Agung menambahkan, pembagian tanggung jawab pemenuhan 10 kebutuhan layanan telah disepakati oleh Organisasi Perangkat Daerah (OPD) terkait dan instansi vertikal. Data mencatat, 59 anak menjadi tanggung jawab Dindikpora, 65 anak oleh Dinsos PPKB, 55 anak oleh Kemenag, 52 anak oleh Dinas Kesehatan, 10 anak oleh Dindukcapil, dan 3 anak oleh Dinperinaker.
“Atas hasil RTL (Rencana Tindak Lanjut) itu, kami sampaikan by name by address, dan apa yang harus dilakukan sudah kami informasikan. Kami juga bersepakat melaporkan perkembangannya ke Bappeda sampai akhir Desember,” terangnya.

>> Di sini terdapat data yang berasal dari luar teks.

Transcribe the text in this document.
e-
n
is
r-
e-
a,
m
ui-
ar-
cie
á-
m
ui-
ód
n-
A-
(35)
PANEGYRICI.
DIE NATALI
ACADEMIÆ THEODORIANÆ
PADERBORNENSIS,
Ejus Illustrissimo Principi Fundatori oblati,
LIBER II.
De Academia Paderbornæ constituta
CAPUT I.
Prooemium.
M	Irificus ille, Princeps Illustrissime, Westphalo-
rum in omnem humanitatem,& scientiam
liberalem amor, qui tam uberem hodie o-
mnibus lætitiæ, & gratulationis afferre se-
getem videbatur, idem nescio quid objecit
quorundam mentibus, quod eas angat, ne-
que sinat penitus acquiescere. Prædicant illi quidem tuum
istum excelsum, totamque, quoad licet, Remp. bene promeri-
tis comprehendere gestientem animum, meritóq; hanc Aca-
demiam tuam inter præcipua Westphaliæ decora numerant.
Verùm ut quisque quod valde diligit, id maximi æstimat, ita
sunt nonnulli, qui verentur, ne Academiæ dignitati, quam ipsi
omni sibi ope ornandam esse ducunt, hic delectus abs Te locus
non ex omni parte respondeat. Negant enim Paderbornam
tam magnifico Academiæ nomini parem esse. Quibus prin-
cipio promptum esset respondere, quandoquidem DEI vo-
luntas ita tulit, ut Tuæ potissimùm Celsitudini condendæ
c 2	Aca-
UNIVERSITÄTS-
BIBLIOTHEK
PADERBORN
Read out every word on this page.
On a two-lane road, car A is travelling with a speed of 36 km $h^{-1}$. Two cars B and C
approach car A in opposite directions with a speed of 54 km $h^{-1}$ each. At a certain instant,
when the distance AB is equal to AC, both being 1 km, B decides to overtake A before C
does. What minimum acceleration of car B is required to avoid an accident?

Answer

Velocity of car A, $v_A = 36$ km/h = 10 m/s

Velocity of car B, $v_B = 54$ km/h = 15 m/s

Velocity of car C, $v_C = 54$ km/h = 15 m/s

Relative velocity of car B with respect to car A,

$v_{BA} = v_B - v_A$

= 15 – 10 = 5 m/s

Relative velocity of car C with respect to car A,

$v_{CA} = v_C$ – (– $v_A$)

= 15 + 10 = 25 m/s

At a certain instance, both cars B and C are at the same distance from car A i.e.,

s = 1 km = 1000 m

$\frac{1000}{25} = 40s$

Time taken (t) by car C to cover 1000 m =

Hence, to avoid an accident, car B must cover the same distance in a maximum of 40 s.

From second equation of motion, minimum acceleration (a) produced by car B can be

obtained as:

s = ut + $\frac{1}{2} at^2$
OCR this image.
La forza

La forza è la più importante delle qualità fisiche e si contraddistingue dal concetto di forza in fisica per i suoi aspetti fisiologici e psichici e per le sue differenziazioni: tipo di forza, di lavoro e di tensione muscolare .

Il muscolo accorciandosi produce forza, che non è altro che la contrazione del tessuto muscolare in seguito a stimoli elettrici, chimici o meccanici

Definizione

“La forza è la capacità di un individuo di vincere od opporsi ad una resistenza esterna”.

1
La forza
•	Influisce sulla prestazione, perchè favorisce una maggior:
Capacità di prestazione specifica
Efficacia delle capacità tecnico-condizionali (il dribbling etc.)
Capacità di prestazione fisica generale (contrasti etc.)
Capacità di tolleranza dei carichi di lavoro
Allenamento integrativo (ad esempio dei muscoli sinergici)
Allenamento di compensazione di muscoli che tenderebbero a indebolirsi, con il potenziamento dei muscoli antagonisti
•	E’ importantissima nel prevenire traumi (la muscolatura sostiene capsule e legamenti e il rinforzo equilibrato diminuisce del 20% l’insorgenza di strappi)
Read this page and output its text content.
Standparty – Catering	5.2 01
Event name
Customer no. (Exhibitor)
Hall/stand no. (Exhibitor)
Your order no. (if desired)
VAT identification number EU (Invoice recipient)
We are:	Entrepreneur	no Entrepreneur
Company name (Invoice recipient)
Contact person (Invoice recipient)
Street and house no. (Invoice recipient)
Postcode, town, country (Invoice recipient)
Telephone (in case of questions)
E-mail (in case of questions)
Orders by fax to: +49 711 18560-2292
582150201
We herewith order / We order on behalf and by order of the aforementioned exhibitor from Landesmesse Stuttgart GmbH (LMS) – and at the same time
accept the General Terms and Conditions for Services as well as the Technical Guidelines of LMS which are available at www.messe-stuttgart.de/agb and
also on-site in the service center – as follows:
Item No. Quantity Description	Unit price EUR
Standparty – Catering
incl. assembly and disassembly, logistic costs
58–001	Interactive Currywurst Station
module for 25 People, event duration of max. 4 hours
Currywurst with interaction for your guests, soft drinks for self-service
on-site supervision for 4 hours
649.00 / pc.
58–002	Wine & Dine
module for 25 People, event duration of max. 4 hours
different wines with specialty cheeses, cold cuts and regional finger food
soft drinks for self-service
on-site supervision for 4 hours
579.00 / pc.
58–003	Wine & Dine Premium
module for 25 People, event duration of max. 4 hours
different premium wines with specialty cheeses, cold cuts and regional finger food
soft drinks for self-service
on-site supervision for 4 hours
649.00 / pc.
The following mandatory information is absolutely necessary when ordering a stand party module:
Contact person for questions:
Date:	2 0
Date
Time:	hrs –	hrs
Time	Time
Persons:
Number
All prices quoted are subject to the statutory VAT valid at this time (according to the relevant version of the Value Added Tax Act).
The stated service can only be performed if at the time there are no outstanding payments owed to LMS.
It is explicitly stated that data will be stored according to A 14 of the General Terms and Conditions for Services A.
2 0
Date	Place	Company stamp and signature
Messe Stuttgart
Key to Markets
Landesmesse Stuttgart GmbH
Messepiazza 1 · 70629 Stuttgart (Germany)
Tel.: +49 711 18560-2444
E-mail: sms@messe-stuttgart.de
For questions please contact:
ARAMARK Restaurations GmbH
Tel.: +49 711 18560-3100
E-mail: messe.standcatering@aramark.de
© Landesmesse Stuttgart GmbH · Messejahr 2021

Sementara itu, Kepala Dinsos PPKB Rembang, Prapto Raharjo, berharap penanganan kasus perkawinan anak dilakukan secara lintas sektor. “Ini sangat tergantung dengan kinerja kita saat ini, tidak hanya ditangani oleh dinas sosial saja, tetapi juga oleh dinas pendidikan hingga instansi vertikal. Masa depan anak-anak kita di 2045 untuk Indonesia emas sangat tergantung pada bagaimana kita menangani anak-anak dan remaja kita di tahun ini,” ujarnya.
Perwakilan UNICEF, Yuanita Marini Nagel, memuji komitmen Pemkab Rembang dalam menangani kasus perkawinan anak. “Jadi ini perjalanan panjang, ada beberapa kali pertemuan, dan Pemkab Rembang sangat responsif. Juga menjadi salah satu kabupaten yang memberikan ide-ide dan masukan yang menjadi bahan untuk memperkaya kita dalam mengajukan pembelajaran praktik baik ke level nasional,” pungkasnya. (re/rd/kominfo)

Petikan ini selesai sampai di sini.